Info GPS: lat= 43.042578571 lng= -7.559763193
T. 900 504 389


----------



## susanatemple (Mar 12, 2014)

thanks everyone - i now have an appointment next week. but the next urgent problem is i don't know if i have the compulsory insurance and i apparently need to bring proof of this to the inspection.
when i bought the car insurance was organised with axa. they renewed that insurance automatically by taking money from my bank account, much to my annoyance because it was too much and some sort of serv. prof. for 95.00 i received no paperwork from axa. just the confirmation from my bank. i notice the bank receipt says seguro obligatorio incluido. and a number after it. but dont think that will be enough. i have tried ringing axa and come upon a message that i can't negotiate to try and talk to an operator. any ideas anyone.


----------



## Pesky Wesky (May 10, 2009)

susanatemple said:


> thanks everyone - i now have an appointment next week. but the next urgent problem is i don't know if i have the compulsory insurance and i apparently need to bring proof of this to the inspection.
> when i bought the car insurance was organised with axa. they renewed that insurance automatically by taking money from my bank account, much to my annoyance because it was too much and some sort of serv. prof. for 95.00 i received no paperwork from axa. just the confirmation from my bank. i notice the bank receipt says seguro obligatorio incluido. and a number after it. but dont think that will be enough. i have tried ringing axa and come upon a message that i can't negotiate to try and talk to an operator. any ideas anyone.

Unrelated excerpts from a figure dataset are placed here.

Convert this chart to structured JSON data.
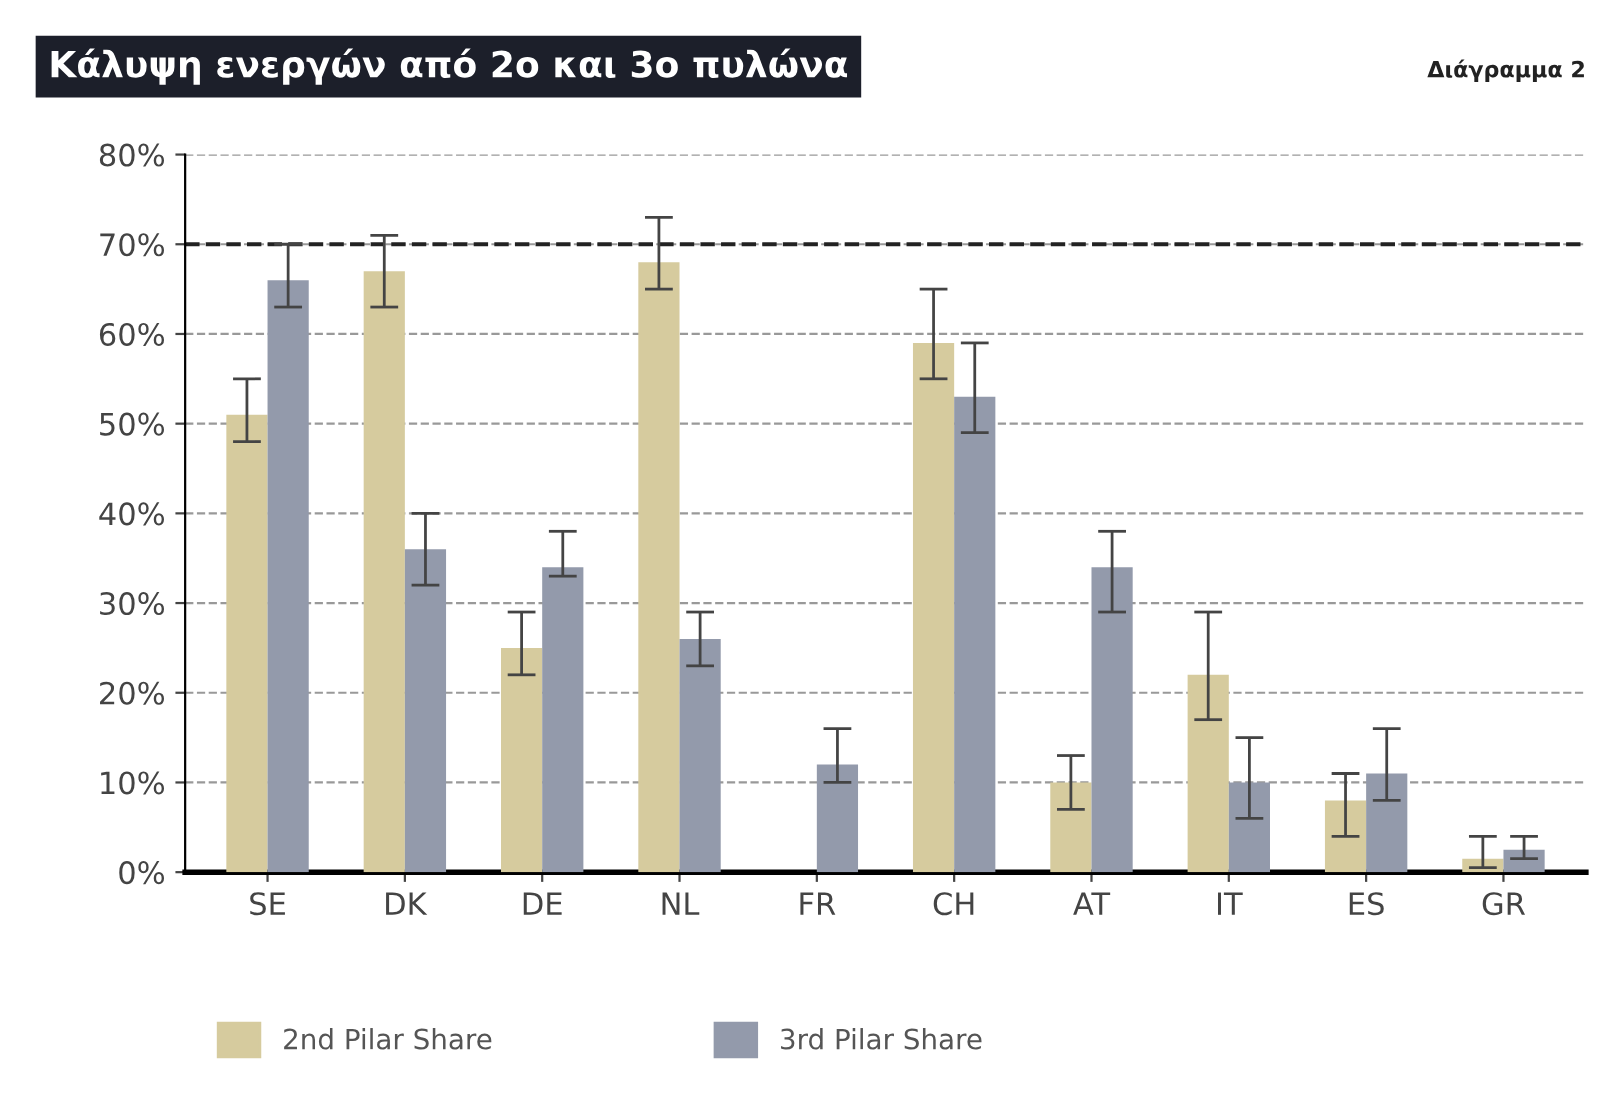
{
  "chart_data": {
    "type": "bar",
    "title": "Κάλυψη ενεργών από 2ο και 3ο πυλώνα",
    "annotations": [
      "Διάγραμμα 2"
    ],
    "categories": [
      "SE",
      "DK",
      "DE",
      "NL",
      "FR",
      "CH",
      "AT",
      "IT",
      "ES",
      "GR"
    ],
    "series": [
      {
        "name": "2nd Pilar Share",
        "color": "#d6cb9e",
        "values": [
          51,
          67,
          25,
          68,
          null,
          59,
          10,
          22,
          8,
          1.5
        ],
        "errors": [
          [
            48,
            55
          ],
          [
            63,
            71
          ],
          [
            22,
            29
          ],
          [
            65,
            73
          ],
          null,
          [
            55,
            65
          ],
          [
            7,
            13
          ],
          [
            17,
            29
          ],
          [
            4,
            11
          ],
          [
            0.5,
            4
          ]
        ]
      },
      {
        "name": "3rd Pilar Share",
        "color": "#939aab",
        "values": [
          66,
          36,
          34,
          26,
          12,
          53,
          34,
          10,
          11,
          2.5
        ],
        "errors": [
          [
            63,
            70
          ],
          [
            32,
            40
          ],
          [
            33,
            38
          ],
          [
            23,
            29
          ],
          [
            10,
            16
          ],
          [
            49,
            59
          ],
          [
            29,
            38
          ],
          [
            6,
            15
          ],
          [
            8,
            16
          ],
          [
            1.5,
            4
          ]
        ]
      }
    ],
    "ylim": [
      0,
      80
    ],
    "yticks": [
      {
        "value": 0,
        "label": "0%"
      },
      {
        "value": 10,
        "label": "10%"
      },
      {
        "value": 20,
        "label": "20%"
      },
      {
        "value": 30,
        "label": "30%"
      },
      {
        "value": 40,
        "label": "40%"
      },
      {
        "value": 50,
        "label": "50%"
      },
      {
        "value": 60,
        "label": "60%"
      },
      {
        "value": 70,
        "label": "70%"
      },
      {
        "value": 80,
        "label": "80%"
      }
    ],
    "ref_lines": [
      {
        "axis": "y",
        "value": 70,
        "color": "#222222",
        "line_style": "dashed"
      }
    ],
    "grid": "y",
    "legend": "bottom"
  }
}
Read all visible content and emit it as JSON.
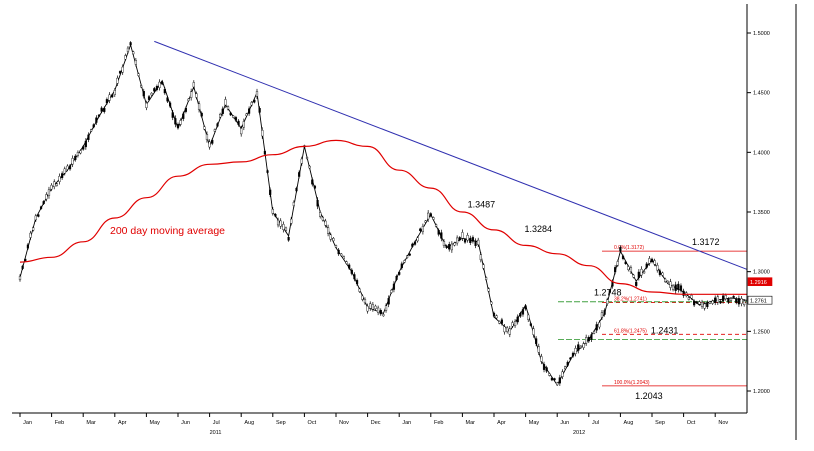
{
  "chart_data": {
    "type": "line",
    "title": "",
    "xlabel": "",
    "ylabel": "",
    "x_tick_labels": [
      "Jan",
      "Feb",
      "Mar",
      "Apr",
      "May",
      "Jun",
      "Jul",
      "Aug",
      "Sep",
      "Oct",
      "Nov",
      "Dec",
      "Jan",
      "Feb",
      "Mar",
      "Apr",
      "May",
      "Jun",
      "Jul",
      "Aug",
      "Sep",
      "Oct",
      "Nov"
    ],
    "year_labels": [
      {
        "label": "2011",
        "month_index": 6
      },
      {
        "label": "2012",
        "month_index": 17.5
      }
    ],
    "ylim": [
      1.19,
      1.525
    ],
    "y_ticks": [
      1.2,
      1.25,
      1.3,
      1.35,
      1.4,
      1.45,
      1.5
    ],
    "y_tick_labels": [
      "1.2000",
      "1.2500",
      "1.3000",
      "1.3500",
      "1.4000",
      "1.4500",
      "1.5000"
    ],
    "price_markers": [
      {
        "label": "1.2916",
        "value": 1.2916,
        "color": "#e00000"
      },
      {
        "label": "1.2761",
        "value": 1.2761,
        "color": "#000000"
      }
    ],
    "series": [
      {
        "name": "",
        "style": "candlestick",
        "color": "#000000",
        "x": [
          0,
          0.5,
          1,
          1.5,
          2,
          2.5,
          3,
          3.5,
          4,
          4.5,
          5,
          5.5,
          6,
          6.5,
          7,
          7.5,
          8,
          8.5,
          9,
          9.5,
          10,
          10.5,
          11,
          11.5,
          12,
          12.5,
          13,
          13.5,
          14,
          14.5,
          15,
          15.5,
          16,
          16.5,
          17,
          17.5,
          18,
          18.5,
          19,
          19.5,
          20,
          20.5,
          21,
          21.5,
          22,
          22.5,
          23
        ],
        "values": [
          1.295,
          1.345,
          1.37,
          1.385,
          1.405,
          1.43,
          1.452,
          1.49,
          1.44,
          1.46,
          1.42,
          1.455,
          1.405,
          1.44,
          1.42,
          1.45,
          1.35,
          1.33,
          1.405,
          1.35,
          1.32,
          1.3,
          1.27,
          1.265,
          1.3,
          1.325,
          1.348,
          1.32,
          1.328,
          1.325,
          1.262,
          1.25,
          1.272,
          1.225,
          1.205,
          1.23,
          1.243,
          1.265,
          1.3172,
          1.292,
          1.31,
          1.29,
          1.283,
          1.272,
          1.276,
          1.278,
          1.276
        ]
      },
      {
        "name": "200 day moving average",
        "style": "line",
        "color": "#e00000",
        "x": [
          0,
          1,
          2,
          3,
          4,
          5,
          6,
          7,
          8,
          9,
          10,
          11,
          12,
          13,
          14,
          15,
          16,
          17,
          18,
          19,
          20,
          21,
          22,
          23
        ],
        "values": [
          1.308,
          1.312,
          1.325,
          1.345,
          1.362,
          1.38,
          1.39,
          1.392,
          1.398,
          1.405,
          1.41,
          1.405,
          1.385,
          1.37,
          1.35,
          1.335,
          1.322,
          1.315,
          1.305,
          1.29,
          1.283,
          1.281,
          1.281,
          1.281
        ]
      },
      {
        "name": "",
        "style": "trendline",
        "color": "#3030b0",
        "x": [
          4.25,
          23
        ],
        "values": [
          1.493,
          1.302
        ]
      }
    ],
    "annotations": [
      {
        "text": "1.3487",
        "x": 14.6,
        "y": 1.3487
      },
      {
        "text": "1.3284",
        "x": 16.4,
        "y": 1.3284
      },
      {
        "text": "1.2748",
        "x": 18.6,
        "y": 1.2748
      },
      {
        "text": "1.2431",
        "x": 20.4,
        "y": 1.2431
      },
      {
        "text": "1.2043",
        "x": 19.9,
        "y": 1.2043
      },
      {
        "text": "1.3172",
        "x": 21.7,
        "y": 1.3172
      }
    ],
    "fibonacci": [
      {
        "text": "0.0%(1.3172)",
        "value": 1.3172,
        "color": "#e00000",
        "dash": false
      },
      {
        "text": "38.2%(1.2741)",
        "value": 1.2741,
        "color": "#e00000",
        "dash": true
      },
      {
        "text": "61.8%(1.2475)",
        "value": 1.2475,
        "color": "#e00000",
        "dash": true
      },
      {
        "text": "100.0%(1.2043)",
        "value": 1.2043,
        "color": "#e00000",
        "dash": false
      }
    ],
    "support_lines": [
      {
        "value": 1.2748,
        "color": "#40a040"
      },
      {
        "value": 1.2431,
        "color": "#40a040"
      }
    ],
    "legend_label": "200 day moving average",
    "grid": false
  }
}
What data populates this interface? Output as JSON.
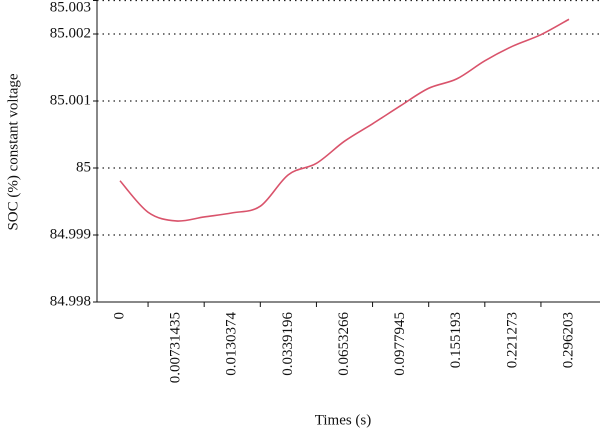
{
  "chart_data": {
    "type": "line",
    "y_label": "SOC (%) constant voltage",
    "x_label": "Times (s)",
    "categories": [
      "0",
      null,
      "0.00731435",
      null,
      "0.0130374",
      null,
      "0.0339196",
      null,
      "0.0653266",
      null,
      "0.0977945",
      null,
      "0.155193",
      null,
      "0.221273",
      null,
      "0.296203"
    ],
    "series": [
      {
        "name": "SOC",
        "color": "#d9536b",
        "values": [
          84.99981,
          84.99934,
          84.99921,
          84.99927,
          84.99933,
          84.99943,
          84.9999,
          85.00007,
          85.0004,
          85.00066,
          85.00093,
          85.00119,
          85.00133,
          85.0016,
          85.00182,
          85.00199,
          85.00222
        ]
      }
    ],
    "ylim": [
      84.998,
      85.0025
    ],
    "yticks": [
      84.998,
      84.999,
      {
        "value": 85,
        "label": "85"
      },
      85.001,
      85.002,
      {
        "value": 85.0025,
        "label": "85.003"
      }
    ],
    "grid": true
  }
}
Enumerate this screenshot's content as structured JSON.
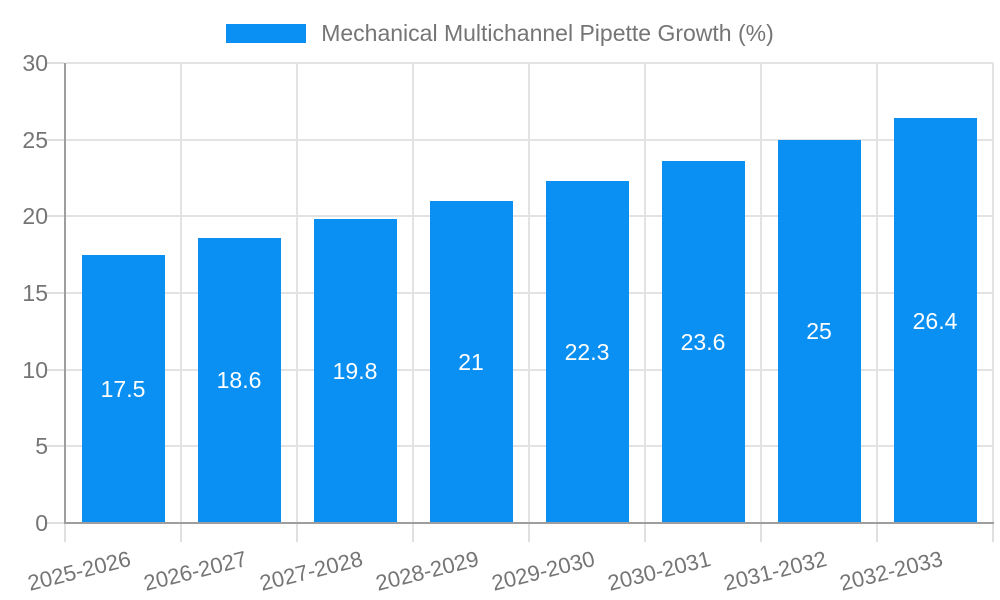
{
  "legend": {
    "label": "Mechanical Multichannel Pipette Growth (%)",
    "swatch_color": "#0a90f2"
  },
  "chart_data": {
    "type": "bar",
    "title": "Mechanical Multichannel Pipette Growth (%)",
    "categories": [
      "2025-2026",
      "2026-2027",
      "2027-2028",
      "2028-2029",
      "2029-2030",
      "2030-2031",
      "2031-2032",
      "2032-2033"
    ],
    "values": [
      17.5,
      18.6,
      19.8,
      21,
      22.3,
      23.6,
      25,
      26.4
    ],
    "value_labels": [
      "17.5",
      "18.6",
      "19.8",
      "21",
      "22.3",
      "23.6",
      "25",
      "26.4"
    ],
    "xlabel": "",
    "ylabel": "",
    "ylim": [
      0,
      30
    ],
    "yticks": [
      "0",
      "5",
      "10",
      "15",
      "20",
      "25",
      "30"
    ],
    "grid": true,
    "legend_position": "top",
    "colors": {
      "bar": "#0a90f2",
      "bar_value_text": "#ffffff",
      "gridline": "#e3e3e3",
      "axis_line": "#9e9e9e",
      "tick_text": "#757575",
      "legend_text": "#757575"
    }
  }
}
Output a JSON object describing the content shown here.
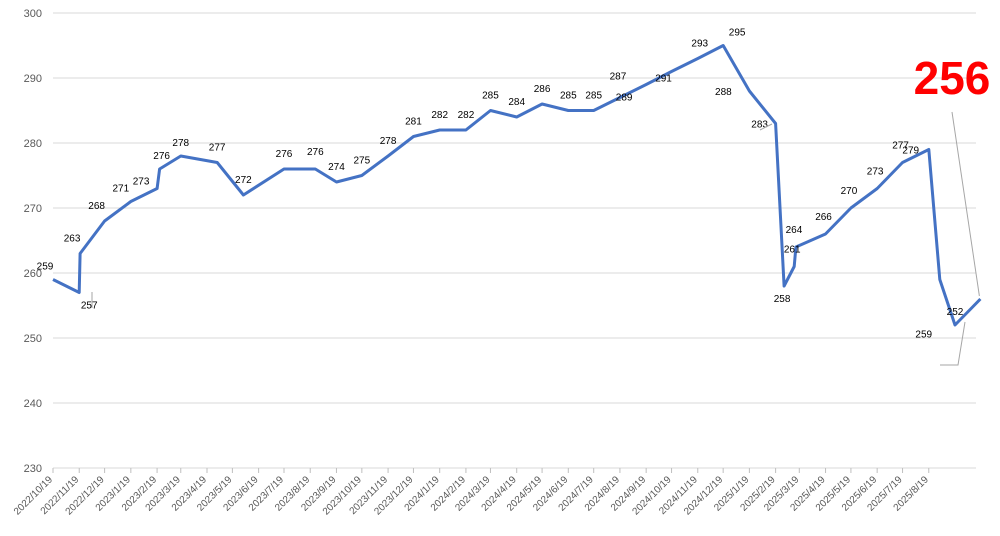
{
  "chart_data": {
    "type": "line",
    "title": "",
    "xlabel": "",
    "ylabel": "",
    "ylim": [
      230,
      300
    ],
    "yticks": [
      230,
      240,
      250,
      260,
      270,
      280,
      290,
      300
    ],
    "grid": "horizontal",
    "legend": "none",
    "line_color": "#4472c4",
    "highlight_color": "#ff0000",
    "x_tick_labels": [
      "2022/10/19",
      "2022/11/19",
      "2022/12/19",
      "2023/1/19",
      "2023/2/19",
      "2023/3/19",
      "2023/4/19",
      "2023/5/19",
      "2023/6/19",
      "2023/7/19",
      "2023/8/19",
      "2023/9/19",
      "2023/10/19",
      "2023/11/19",
      "2023/12/19",
      "2024/1/19",
      "2024/2/19",
      "2024/3/19",
      "2024/4/19",
      "2024/5/19",
      "2024/6/19",
      "2024/7/19",
      "2024/8/19",
      "2024/9/19",
      "2024/10/19",
      "2024/11/19",
      "2024/12/19",
      "2025/1/19",
      "2025/2/19",
      "2025/3/19",
      "2025/4/19",
      "2025/5/19",
      "2025/6/19",
      "2025/7/19",
      "2025/8/19"
    ],
    "x_start": "2022/10/19",
    "x_end": "2025/9/19",
    "points": [
      {
        "x": "2022/10/19",
        "y": 259
      },
      {
        "x": "2022/11/19",
        "y": 257
      },
      {
        "x": "2022/11/20",
        "y": 263
      },
      {
        "x": "2022/12/19",
        "y": 268
      },
      {
        "x": "2023/1/19",
        "y": 271
      },
      {
        "x": "2023/2/19",
        "y": 273
      },
      {
        "x": "2023/2/22",
        "y": 276
      },
      {
        "x": "2023/3/19",
        "y": 278
      },
      {
        "x": "2023/5/1",
        "y": 277
      },
      {
        "x": "2023/6/1",
        "y": 272
      },
      {
        "x": "2023/7/19",
        "y": 276
      },
      {
        "x": "2023/8/25",
        "y": 276
      },
      {
        "x": "2023/9/19",
        "y": 274
      },
      {
        "x": "2023/10/19",
        "y": 275
      },
      {
        "x": "2023/11/19",
        "y": 278
      },
      {
        "x": "2023/12/19",
        "y": 281
      },
      {
        "x": "2024/1/19",
        "y": 282
      },
      {
        "x": "2024/2/19",
        "y": 282
      },
      {
        "x": "2024/3/19",
        "y": 285
      },
      {
        "x": "2024/4/19",
        "y": 284
      },
      {
        "x": "2024/5/19",
        "y": 286
      },
      {
        "x": "2024/6/19",
        "y": 285
      },
      {
        "x": "2024/7/19",
        "y": 285
      },
      {
        "x": "2024/8/19",
        "y": 287
      },
      {
        "x": "2024/9/19",
        "y": 289
      },
      {
        "x": "2024/10/19",
        "y": 291
      },
      {
        "x": "2024/11/19",
        "y": 293
      },
      {
        "x": "2024/12/19",
        "y": 295
      },
      {
        "x": "2025/1/19",
        "y": 288
      },
      {
        "x": "2025/2/19",
        "y": 283
      },
      {
        "x": "2025/3/1",
        "y": 258
      },
      {
        "x": "2025/3/13",
        "y": 261
      },
      {
        "x": "2025/3/15",
        "y": 264
      },
      {
        "x": "2025/4/19",
        "y": 266
      },
      {
        "x": "2025/5/19",
        "y": 270
      },
      {
        "x": "2025/6/19",
        "y": 273
      },
      {
        "x": "2025/7/19",
        "y": 277
      },
      {
        "x": "2025/8/19",
        "y": 279
      },
      {
        "x": "2025/9/1",
        "y": 259
      },
      {
        "x": "2025/9/19",
        "y": 252
      },
      {
        "x": "2025/10/19",
        "y": 256
      }
    ],
    "highlight_label": "256"
  }
}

I think it may be enough. It's what we used to carry in the car as proof of insurance when it was obligatory to do so.
However, I suppose you should have documents from the company anyway. Is there no way of contacting them by email?


----------



## snikpoh (Nov 19, 2007)

We didn't need to show proof of insurance as it's all computerised now. Once they enter your vehicles data, it shows whether it is insured or not.

You MUST get a copy of the policy etc. it's vital that you check to make sure the details are correct!


----------



## mickbcn (Feb 4, 2013)

You must go tell to your bank that you need the printed "recibo" of your insurance. they will print and give you...then with this paper you can go to your ITV.


----------